In the Mai-Seto community where the well was built, women and children walked up to two miles a day just to get five liters of water for drinking, bathing, cooking and anything else it was needed for. According to Charity: Water’s website, that water wasn’t safe to drink and often made people sick. Thanks to the new well, a family now gets up to 15 liters of safe water every day.
“I felt bad for the women andchildren, knowing that they could die from drinking the dirty water,” said Eliza Henry, now a seventh-grader who attended Kettle Lake when the project started. “I wanted to help them.”
Club members realized raising $5,000 was going to be a bigger challenge than they’d taken on before, so they asked the whole school to help.
“We decided, hey, let’s go for it, let’s have the kids think outside their world a little more,” said Jaime Blunt, a Kettle Lake Cougar Kids Care Club leader.
The National Junior Honor Society at Duncan Lake Middle School, where some of the students in the original group went on to, also helped raise money.
A Water Walk got the fund-raising started.
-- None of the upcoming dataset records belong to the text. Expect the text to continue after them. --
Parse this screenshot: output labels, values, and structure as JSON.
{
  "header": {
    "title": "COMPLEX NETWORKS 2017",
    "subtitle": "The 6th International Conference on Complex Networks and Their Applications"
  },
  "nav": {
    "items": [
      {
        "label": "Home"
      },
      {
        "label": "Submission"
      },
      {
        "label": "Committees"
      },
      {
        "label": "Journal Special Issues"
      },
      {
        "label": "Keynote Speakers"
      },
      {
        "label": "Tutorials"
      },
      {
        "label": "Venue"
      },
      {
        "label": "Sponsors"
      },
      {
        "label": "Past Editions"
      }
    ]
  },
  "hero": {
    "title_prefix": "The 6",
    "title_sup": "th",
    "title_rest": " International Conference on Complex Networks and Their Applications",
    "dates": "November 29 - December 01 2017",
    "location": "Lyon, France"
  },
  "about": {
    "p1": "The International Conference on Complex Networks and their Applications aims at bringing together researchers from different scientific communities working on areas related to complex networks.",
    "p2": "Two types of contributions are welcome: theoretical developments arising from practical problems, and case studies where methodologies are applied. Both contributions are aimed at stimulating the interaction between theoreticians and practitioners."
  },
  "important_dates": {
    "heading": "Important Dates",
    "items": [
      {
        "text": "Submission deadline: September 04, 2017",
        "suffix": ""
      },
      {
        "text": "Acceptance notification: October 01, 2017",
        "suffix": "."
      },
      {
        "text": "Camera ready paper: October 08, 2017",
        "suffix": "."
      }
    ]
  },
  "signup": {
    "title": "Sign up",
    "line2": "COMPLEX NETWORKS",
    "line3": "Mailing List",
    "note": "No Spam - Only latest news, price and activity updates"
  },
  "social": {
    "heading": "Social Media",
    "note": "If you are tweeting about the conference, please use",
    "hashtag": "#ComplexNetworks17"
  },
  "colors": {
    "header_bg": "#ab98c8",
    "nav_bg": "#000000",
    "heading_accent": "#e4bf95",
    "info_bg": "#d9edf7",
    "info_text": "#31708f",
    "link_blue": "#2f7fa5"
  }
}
Students collected pledges for walking around the school track carrying liters of water “so they would get a tiny taste of what it would feel like to be the women and children who have to walk for hours every day just to get dirty water,” Blunt said.
“We all take water for granted, never thinking about what it would be like to not be able to turn on the faucet or take a shower.”
Fifth-grader Sam Blunt said what he and his classmates did made him feel grateful about having a faucet in his house. “I can get a clean drink anytime I want,” he said.
Brayden LaCroix, a third-grader, was primarily interested in learning about another country when the project started. He did, but on top of that he got a life lesson. “Problems that I think are really big, aren’t that big when I look at all of the problems the people living in that village have,” he said.
The Well is Working!
In January, more than a year and a half after the project started, students learned the well was finished. Charity: Water posted pictures of villagers using it online and provided GPS coordinates for students to locate the village. “I think they were really excited to hear the report back,” Blunt said, adding some asked if they could do it again because they now had a big desire to help people.
“It takes a community to build a well, even if that community is thousands of miles away and consists of elementary students,” club leader Blunt said. “It shows what you can do if you really set your mind to doing it. It’s something you can accomplish as a team.”
Next year, the team is thinking about raising money to build new roofs on homes in Zambia.